What quality best describes the MBA classmates you’ve met so far and why? Altruistic. What drew me to Ross was that most of the people I met at Ross events and during GBR (the accepted students’ weekend) wanted to make some kind of positive impact on the world. The program encourages students to explore various paths to social impact through dual-degrees programs and action-based learning. Rossers also seemed to have a strong “pay it forward” attitude towards other Rossers. The ~50 graduated Rossers who came to campus for GBR to answer our questions demonstrated how the Ross community will help us succeed in our careers.

Aside from your classmates, what was the key factor that led you to choose this program for your full-time MBA and why was it so important to you? One of the things I love most about Ross is interdisciplinary learning. Students have the ability to take classes in, or get a dual degree, in any school within U-M’s top-ranked graduate programs. I think having multiple perspectives and backgrounds can better equip people to solve complex problems and “disrupt” their fields – just as the psychologist Dan Kahneman won the Nobel Prize in Economics for transforming the field through behavioral economics.

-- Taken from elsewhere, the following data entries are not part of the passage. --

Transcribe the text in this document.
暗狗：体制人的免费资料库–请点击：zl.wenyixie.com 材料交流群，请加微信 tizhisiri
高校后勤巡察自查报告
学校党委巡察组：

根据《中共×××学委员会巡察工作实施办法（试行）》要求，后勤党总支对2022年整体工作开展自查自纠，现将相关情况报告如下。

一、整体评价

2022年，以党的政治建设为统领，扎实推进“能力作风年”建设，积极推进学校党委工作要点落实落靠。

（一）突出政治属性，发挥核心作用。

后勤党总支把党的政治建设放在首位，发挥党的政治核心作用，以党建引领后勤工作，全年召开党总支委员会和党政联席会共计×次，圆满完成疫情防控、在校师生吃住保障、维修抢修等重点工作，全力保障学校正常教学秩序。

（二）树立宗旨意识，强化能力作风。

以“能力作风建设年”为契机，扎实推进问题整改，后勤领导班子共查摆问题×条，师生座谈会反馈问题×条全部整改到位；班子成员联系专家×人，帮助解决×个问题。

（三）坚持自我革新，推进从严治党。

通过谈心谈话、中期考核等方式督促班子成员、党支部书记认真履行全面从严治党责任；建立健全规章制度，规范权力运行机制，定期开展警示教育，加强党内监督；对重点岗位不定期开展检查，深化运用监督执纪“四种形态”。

What club or activity are you looking most forward to in business school? For professional development, Wolverine Venture Fund and for personal fulfillment, Risky Business (the school’s rock band).

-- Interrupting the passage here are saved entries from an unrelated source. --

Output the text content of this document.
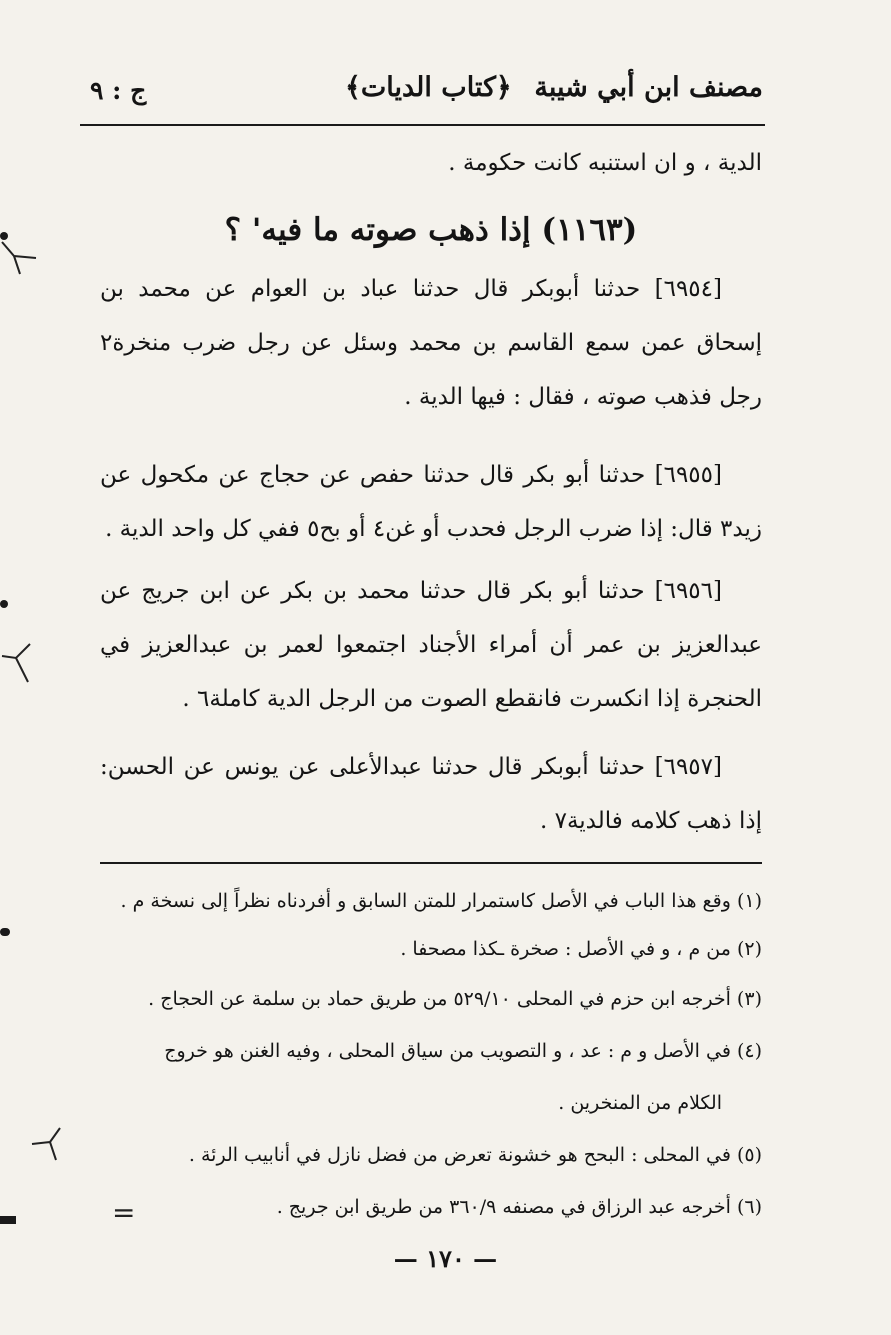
مصنف ابن أبي شيبة
﴿كتاب الديات﴾
ج : ٩
الدية ، و ان استنبه كانت حكومة .
(١١٦٣) إذا ذهب صوته ما فيه' ؟
[٦٩٥٤] حدثنا أبوبكر قال حدثنا عباد بن العوام عن محمد بن إسحاق عمن سمع القاسم بن محمد وسئل عن رجل ضرب منخرة٢ رجل فذهب صوته ، فقال : فيها الدية .
[٦٩٥٥] حدثنا أبو بكر قال حدثنا حفص عن حجاج عن مكحول عن زيد٣ قال: إذا ضرب الرجل فحدب أو غن٤ أو بح٥ ففي كل واحد الدية .
[٦٩٥٦] حدثنا أبو بكر قال حدثنا محمد بن بكر عن ابن جريج عن عبدالعزيز بن عمر أن أمراء الأجناد اجتمعوا لعمر بن عبدالعزيز في الحنجرة إذا انكسرت فانقطع الصوت من الرجل الدية كاملة٦ .
[٦٩٥٧] حدثنا أبوبكر قال حدثنا عبدالأعلى عن يونس عن الحسن: إذا ذهب كلامه فالدية٧ .
(١) وقع هذا الباب في الأصل كاستمرار للمتن السابق و أفردناه نظراً إلى نسخة م .
(٢) من م ، و في الأصل : صخرة ـكذا مصحفا .
(٣) أخرجه ابن حزم في المحلى ٥٢٩/١٠ من طريق حماد بن سلمة عن الحجاج .
(٤) في الأصل و م : عد ، و التصويب من سياق المحلى ، وفيه الغنن هو خروج
الكلام من المنخرين .
(٥) في المحلى : البحح هو خشونة تعرض من فضل نازل في أنابيب الرئة .
(٦) أخرجه عبد الرزاق في مصنفه ٣٦٠/٩ من طريق ابن جريج .
=
— ١٧٠ —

What was the most challenging question you were asked during the admissions process? The most challenging questions I received during the admissions process were not predetermined questions. Instead, they were questions that drilled deep into the details of my previous experiences and even made me question the how’s and why’s of what I did.

What led you to pursue an MBA at this point in your career? Working at ideas42 allowed me to hone my skills in applied behavioral science and armed me with an incredibly unique lens with which to view the world. I believe behavioral science is just one of the many tools I can use to create social impact and I am ready to expand my tool chest. I felt that business school would allow me to learn new skills and new ways to do so.

What other MBA programs did you apply to? Booth, Wharton, Kellogg, MIT

How did you determine your fit at various schools? I evaluated schools based on a few factors: the people that I met, the avenues they had for social impact, capacity for real-world applied learning, how cross-disciplinary their MBA program was, and whether they were changing with the business needs of the world. I did this by talking to current students, alum, and professors, by researching their websites, and by looking at alums’ LinkedIn profiles.

What was your defining moment and how did it shape who you are? My defining moment was more like a defining year. After I graduated from college, I was working a job that I knew wasn’t the right fit for me, but also wasn’t sure what the right fit was or how to find such job. I decided to speak to a career coach, who helped me create a roadmap for discovery. I went to lots of conferences that exposed me to various jobs within a field and scoured LinkedIn for people who had jobs that sounded interesting to me (I spoke to someone new almost every day). This process allowed me to hone in on the specifics of what I wanted – in a job, work environment, and colleagues – and helped me find a position that combined all of my interests. This defining year allowed me to find a career, rather than a job. It fueled my passion for understanding human behavior and creating social change and most importantly, it taught me that I could create any reality for myself.

Where do you see yourself in ten years? In ten years, I want to be doing impact-driven work that promotes environmental sustainability and allows me to be creative. I would love to work somewhere like the New York City Economic Development Corporation, where I’d have a direct impact on the city’s economic growth and on people’s daily lives. However, throughout business school, I’ll be on the lookout for other companies/organizations that can help me do the same!